I’ve also learned that if I bring 1 piece of work to do (say a journal review), I’ll do it. If I bring more than that, I won’t even finish the one piece of work.
Finally, the nice thing about audiobooks are that your eyes are closed, which makes it much easier to drop off into a dormant state.
Blattman’s tips: 3 magazines and a novel.
That sounds great for a 6-hour plane-ride, but how does that fill 28 hours? Color me confused…
If you are already absorbed thinking about a problem, 28 hour travel is not a big deal.
I always overestimate what my mental state is going to be like flying. I bring things to read and do that I will enjoy when fully alert but forget how much being confined in a small space with stale air and awful food affects my enthusiasm and ability to concentrate.

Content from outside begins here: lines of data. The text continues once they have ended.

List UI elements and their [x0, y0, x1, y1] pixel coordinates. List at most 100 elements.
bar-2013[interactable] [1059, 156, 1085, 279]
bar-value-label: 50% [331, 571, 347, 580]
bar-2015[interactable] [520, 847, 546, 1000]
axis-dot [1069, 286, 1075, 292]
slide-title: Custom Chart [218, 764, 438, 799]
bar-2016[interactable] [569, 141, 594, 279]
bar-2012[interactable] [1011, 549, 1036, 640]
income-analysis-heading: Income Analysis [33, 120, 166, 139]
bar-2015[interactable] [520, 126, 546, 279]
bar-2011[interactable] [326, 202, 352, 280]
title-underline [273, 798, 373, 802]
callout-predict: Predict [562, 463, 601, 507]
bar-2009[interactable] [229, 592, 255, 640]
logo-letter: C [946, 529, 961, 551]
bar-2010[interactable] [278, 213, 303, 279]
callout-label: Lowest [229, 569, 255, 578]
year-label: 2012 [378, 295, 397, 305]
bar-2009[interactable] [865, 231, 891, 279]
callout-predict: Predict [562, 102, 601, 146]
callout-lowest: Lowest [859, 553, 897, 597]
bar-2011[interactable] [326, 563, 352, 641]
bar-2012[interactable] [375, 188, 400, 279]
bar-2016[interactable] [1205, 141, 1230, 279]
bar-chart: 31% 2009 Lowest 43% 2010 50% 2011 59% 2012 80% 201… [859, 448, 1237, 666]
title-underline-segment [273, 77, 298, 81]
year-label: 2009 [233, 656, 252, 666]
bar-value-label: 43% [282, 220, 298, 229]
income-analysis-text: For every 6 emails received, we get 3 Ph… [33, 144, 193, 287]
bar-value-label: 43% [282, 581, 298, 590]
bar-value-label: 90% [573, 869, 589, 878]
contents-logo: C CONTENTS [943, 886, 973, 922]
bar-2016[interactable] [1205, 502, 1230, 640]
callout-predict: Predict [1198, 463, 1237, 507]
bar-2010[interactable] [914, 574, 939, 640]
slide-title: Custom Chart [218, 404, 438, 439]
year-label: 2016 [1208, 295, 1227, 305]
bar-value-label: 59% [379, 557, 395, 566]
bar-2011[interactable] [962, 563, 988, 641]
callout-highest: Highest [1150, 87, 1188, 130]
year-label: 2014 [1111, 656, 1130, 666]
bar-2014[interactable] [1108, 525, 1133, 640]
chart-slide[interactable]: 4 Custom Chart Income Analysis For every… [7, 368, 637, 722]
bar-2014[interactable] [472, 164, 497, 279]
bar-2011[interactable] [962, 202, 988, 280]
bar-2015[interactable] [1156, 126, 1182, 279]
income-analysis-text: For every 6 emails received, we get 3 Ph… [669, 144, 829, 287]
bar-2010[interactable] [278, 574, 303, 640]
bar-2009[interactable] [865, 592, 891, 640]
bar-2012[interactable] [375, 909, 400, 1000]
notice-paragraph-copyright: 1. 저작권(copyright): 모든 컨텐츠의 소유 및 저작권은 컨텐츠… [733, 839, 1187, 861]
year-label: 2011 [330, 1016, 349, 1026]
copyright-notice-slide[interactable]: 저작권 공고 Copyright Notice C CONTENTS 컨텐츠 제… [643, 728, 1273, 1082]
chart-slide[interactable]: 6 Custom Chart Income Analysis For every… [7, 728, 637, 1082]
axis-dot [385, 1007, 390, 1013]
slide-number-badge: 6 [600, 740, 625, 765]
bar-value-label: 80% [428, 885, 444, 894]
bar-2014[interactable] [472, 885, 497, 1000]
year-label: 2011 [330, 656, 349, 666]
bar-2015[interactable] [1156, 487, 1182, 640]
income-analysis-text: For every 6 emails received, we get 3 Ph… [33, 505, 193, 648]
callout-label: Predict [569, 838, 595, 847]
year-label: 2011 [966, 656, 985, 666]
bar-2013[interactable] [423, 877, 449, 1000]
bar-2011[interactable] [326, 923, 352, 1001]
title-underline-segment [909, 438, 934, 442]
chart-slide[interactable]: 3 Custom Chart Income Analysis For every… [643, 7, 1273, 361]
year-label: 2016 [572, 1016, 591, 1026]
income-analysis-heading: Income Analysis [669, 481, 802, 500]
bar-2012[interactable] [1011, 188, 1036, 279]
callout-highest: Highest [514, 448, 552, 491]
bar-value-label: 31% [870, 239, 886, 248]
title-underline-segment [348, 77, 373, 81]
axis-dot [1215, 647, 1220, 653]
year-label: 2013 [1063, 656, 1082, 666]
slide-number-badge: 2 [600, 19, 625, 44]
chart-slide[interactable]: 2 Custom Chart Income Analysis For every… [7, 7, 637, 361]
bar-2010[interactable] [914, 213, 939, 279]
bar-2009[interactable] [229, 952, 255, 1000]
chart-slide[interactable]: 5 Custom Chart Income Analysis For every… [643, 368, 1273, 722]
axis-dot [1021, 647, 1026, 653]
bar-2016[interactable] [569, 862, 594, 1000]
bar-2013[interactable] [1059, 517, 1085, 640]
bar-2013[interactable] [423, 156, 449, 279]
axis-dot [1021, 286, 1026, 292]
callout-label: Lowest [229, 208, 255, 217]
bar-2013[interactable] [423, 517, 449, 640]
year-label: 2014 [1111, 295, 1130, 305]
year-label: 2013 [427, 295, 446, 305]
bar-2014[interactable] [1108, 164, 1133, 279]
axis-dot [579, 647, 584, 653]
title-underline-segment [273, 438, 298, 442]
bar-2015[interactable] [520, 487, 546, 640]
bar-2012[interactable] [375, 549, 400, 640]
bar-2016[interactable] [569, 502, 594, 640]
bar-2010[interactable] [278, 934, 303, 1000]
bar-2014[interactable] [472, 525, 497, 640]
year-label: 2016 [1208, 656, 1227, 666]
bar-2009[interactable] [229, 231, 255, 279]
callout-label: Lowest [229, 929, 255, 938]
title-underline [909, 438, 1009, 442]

If I bring several challenging things to read or work on, I’ll manage for about two hours, or until the person in the window or middle seat beside me has to get up. (Also, I don’t particularly like writing or working with someone right next to me.)
I’d better have brought something engaging and not too challenging to while away the rest of the time; I’d really like to have my laptop on, but since I always fly coach without power outlet the battery dies too soon…

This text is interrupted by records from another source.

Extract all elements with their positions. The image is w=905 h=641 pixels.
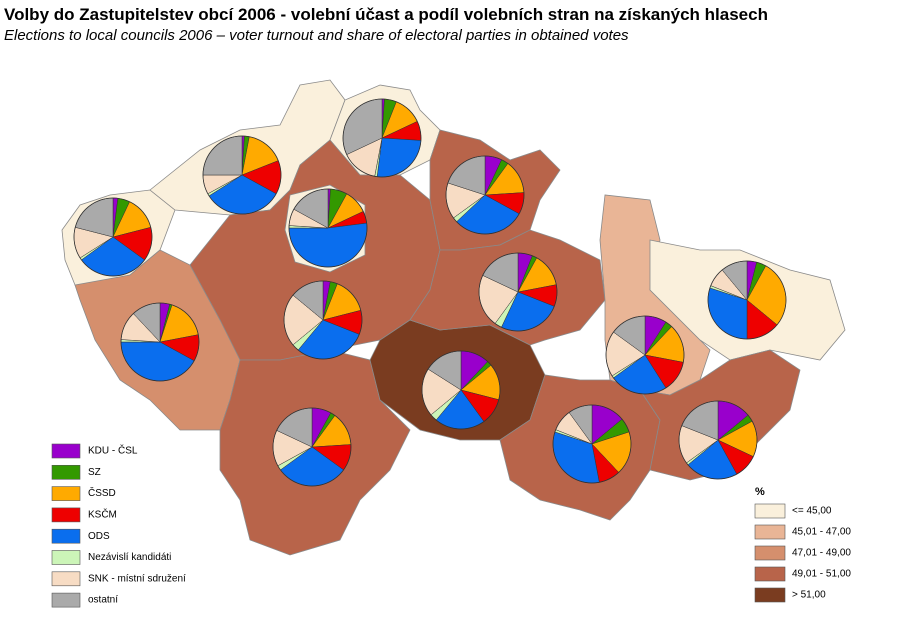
pie — [283, 280, 363, 360]
legend-swatch — [51, 550, 81, 565]
pie-outline — [552, 404, 632, 484]
legend-swatch — [51, 571, 81, 587]
pie — [120, 302, 200, 382]
pie-outline — [73, 197, 153, 277]
legend-label: > 51,00 — [792, 590, 826, 601]
legend-label: ostatní — [88, 595, 118, 606]
pie-outline — [342, 98, 422, 178]
legend-label: 45,01 - 47,00 — [792, 527, 851, 538]
pie — [73, 197, 153, 277]
pie — [421, 350, 501, 430]
legend-swatch — [51, 592, 81, 608]
pie-outline — [120, 302, 200, 382]
pie — [707, 260, 787, 340]
pie-outline — [445, 155, 525, 235]
legend: KDU - ČSL SZ ČSSD KSČM ODS Nezávislí kandidát… — [51, 443, 851, 608]
pie — [202, 135, 282, 215]
pies — [73, 98, 787, 487]
pie — [678, 400, 758, 480]
pie-outline — [202, 135, 282, 215]
pie-outline — [272, 407, 352, 487]
subtitle: Elections to local councils 2006 – voter… — [4, 27, 629, 44]
legend-swatch — [51, 443, 81, 459]
legend-swatch — [51, 486, 81, 501]
legend-swatch — [51, 464, 81, 480]
pie-outline — [421, 350, 501, 430]
legend-label: Nezávislí kandidáti — [88, 552, 171, 563]
pie — [478, 252, 558, 332]
legend-swatch — [754, 503, 786, 519]
pie-outline — [283, 280, 363, 360]
title: Volby do Zastupitelstev obcí 2006 - vole… — [4, 5, 768, 24]
legend-swatch — [754, 587, 786, 603]
legend-label: 47,01 - 49,00 — [792, 548, 851, 559]
pie — [288, 188, 368, 268]
pie — [445, 155, 525, 235]
pie-outline — [288, 188, 368, 268]
legend-label: 49,01 - 51,00 — [792, 569, 851, 580]
legend-label: KDU - ČSL — [88, 444, 138, 457]
pie-outline — [478, 252, 558, 332]
legend-label: SNK - místní sdružení — [88, 573, 186, 584]
pie-outline — [707, 260, 787, 340]
pie-outline — [605, 315, 685, 395]
legend-label: <= 45,00 — [792, 506, 832, 517]
legend-label: KSČM — [88, 508, 117, 521]
legend-swatch — [51, 507, 81, 523]
legend-label: ODS — [88, 531, 110, 542]
legend-swatch — [754, 545, 786, 561]
pie — [342, 98, 422, 178]
pie-outline — [678, 400, 758, 480]
legend-title: % — [755, 486, 765, 498]
pie — [552, 404, 632, 484]
legend-label: ČSSD — [88, 486, 116, 499]
legend-swatch — [754, 524, 786, 540]
legend-swatch — [754, 566, 786, 582]
legend-swatch — [51, 528, 81, 544]
pie — [272, 407, 352, 487]
pie — [605, 315, 685, 395]
legend-label: SZ — [88, 467, 101, 478]
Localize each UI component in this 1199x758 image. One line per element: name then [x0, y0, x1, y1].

I would insist on those chili crabs in Singapore. A 28-hour flight in coach sounds like the seventh ring in Dante’s inferno
“start with a bunch of fun books you can finish quickly, move to a longer, more serious work than will command your full attention for quite a while and you won’t want to end, and then have some fun stuff left over for the end”
When giving advice, you should take into account the fact that most people are not like you. Almost nobody is going to read “a bunch† of books followed by a “longer† book followed by “some fun stuff† in a 28 hour period. A couple of books, max, is what most people will need.

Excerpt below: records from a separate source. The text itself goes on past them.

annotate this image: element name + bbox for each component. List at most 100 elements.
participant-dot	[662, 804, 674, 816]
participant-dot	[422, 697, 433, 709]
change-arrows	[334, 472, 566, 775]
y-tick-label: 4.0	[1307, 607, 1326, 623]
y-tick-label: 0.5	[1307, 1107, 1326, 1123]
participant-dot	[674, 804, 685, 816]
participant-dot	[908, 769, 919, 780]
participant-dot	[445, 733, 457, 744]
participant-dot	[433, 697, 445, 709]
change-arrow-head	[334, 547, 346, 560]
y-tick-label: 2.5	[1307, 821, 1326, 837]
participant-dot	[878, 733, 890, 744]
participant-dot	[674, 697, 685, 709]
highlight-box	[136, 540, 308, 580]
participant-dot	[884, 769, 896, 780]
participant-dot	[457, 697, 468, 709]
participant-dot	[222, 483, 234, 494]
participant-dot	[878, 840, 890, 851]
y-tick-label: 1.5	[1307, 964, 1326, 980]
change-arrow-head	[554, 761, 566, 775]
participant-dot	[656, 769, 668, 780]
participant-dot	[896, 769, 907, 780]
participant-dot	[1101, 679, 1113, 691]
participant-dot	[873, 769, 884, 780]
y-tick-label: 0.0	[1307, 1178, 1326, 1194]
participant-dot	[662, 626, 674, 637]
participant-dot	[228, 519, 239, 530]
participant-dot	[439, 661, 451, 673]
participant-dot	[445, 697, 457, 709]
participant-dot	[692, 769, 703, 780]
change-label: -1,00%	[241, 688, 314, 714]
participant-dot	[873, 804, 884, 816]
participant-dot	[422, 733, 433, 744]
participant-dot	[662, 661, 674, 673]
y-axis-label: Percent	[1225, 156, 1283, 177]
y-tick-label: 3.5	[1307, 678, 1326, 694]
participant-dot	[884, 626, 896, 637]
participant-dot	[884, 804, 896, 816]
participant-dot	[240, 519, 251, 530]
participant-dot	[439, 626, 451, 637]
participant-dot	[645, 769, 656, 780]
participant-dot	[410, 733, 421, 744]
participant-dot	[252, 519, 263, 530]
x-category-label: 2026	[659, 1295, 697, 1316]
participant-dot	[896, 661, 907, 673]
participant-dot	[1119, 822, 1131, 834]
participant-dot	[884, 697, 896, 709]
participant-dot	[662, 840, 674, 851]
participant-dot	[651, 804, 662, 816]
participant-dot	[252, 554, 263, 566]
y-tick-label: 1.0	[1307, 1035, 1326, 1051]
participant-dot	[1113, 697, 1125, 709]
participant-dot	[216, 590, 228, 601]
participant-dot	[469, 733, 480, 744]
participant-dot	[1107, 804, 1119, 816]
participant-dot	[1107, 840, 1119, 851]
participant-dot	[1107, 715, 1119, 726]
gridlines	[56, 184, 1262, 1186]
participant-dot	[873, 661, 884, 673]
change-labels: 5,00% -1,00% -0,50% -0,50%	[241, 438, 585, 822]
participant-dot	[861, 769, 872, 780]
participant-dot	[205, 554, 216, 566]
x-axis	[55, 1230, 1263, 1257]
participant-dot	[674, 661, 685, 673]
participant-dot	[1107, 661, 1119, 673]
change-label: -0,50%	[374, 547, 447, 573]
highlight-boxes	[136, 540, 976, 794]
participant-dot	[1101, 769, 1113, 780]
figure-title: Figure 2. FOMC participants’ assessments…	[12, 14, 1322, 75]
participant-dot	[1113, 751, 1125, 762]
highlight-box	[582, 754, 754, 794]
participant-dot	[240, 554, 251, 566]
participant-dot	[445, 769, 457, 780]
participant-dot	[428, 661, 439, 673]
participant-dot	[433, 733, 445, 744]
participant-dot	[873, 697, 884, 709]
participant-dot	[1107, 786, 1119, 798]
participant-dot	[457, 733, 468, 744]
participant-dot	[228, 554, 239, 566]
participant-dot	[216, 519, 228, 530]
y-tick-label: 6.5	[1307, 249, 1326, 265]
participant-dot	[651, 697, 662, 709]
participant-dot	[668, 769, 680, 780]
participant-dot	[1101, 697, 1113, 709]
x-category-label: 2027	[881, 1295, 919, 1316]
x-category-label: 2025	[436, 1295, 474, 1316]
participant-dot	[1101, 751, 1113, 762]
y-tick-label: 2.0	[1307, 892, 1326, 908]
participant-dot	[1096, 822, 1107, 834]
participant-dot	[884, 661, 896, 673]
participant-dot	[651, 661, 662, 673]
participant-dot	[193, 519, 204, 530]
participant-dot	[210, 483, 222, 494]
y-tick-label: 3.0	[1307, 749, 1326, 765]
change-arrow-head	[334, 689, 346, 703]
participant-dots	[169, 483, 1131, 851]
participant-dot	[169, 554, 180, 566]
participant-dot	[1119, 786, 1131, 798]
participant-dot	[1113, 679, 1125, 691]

Option number one: torture chamber.
Option number two: 28 hour flight in coach.
Me: “Uh, ok, do I get enough room to stretch my legs out during the torture sessions? Yes? I’ll take it.”
Ostap – you are a tool.
To each his own I guess, but if I read his list of books the 28-hour flight would not matter as I would be sound asleep after two pages.
This may soon be a moot point if the price of oil stays high.
Airlines are dropping very long flights because the extra weight of the fuel itself causes more fuel to be burned per hour. (via Felix Salmon)
I can’t say I’ve ever been on a flight nearly that long (transatlantic is the closest I’ve come, and that’s nowhere close), but I’d want to bring a large Romantic novel, a la Les Miserables. There’s a lot of rambling in the narration style, sometimes spending whole chapters on seemingly unimportant details or historical events. It’s like reading two magazines and a few short stories, while reading a novel. You also get the unintentional humor of how seriously Victor Hugo is taking himself (this is actually a good thing).
Take breaks to drink water, and occasionally soda for the sugar. I also like taking a newspaper, because on a long flight I’ll go through all the parts I would normally skip over.
if u have lots of money get first class!!!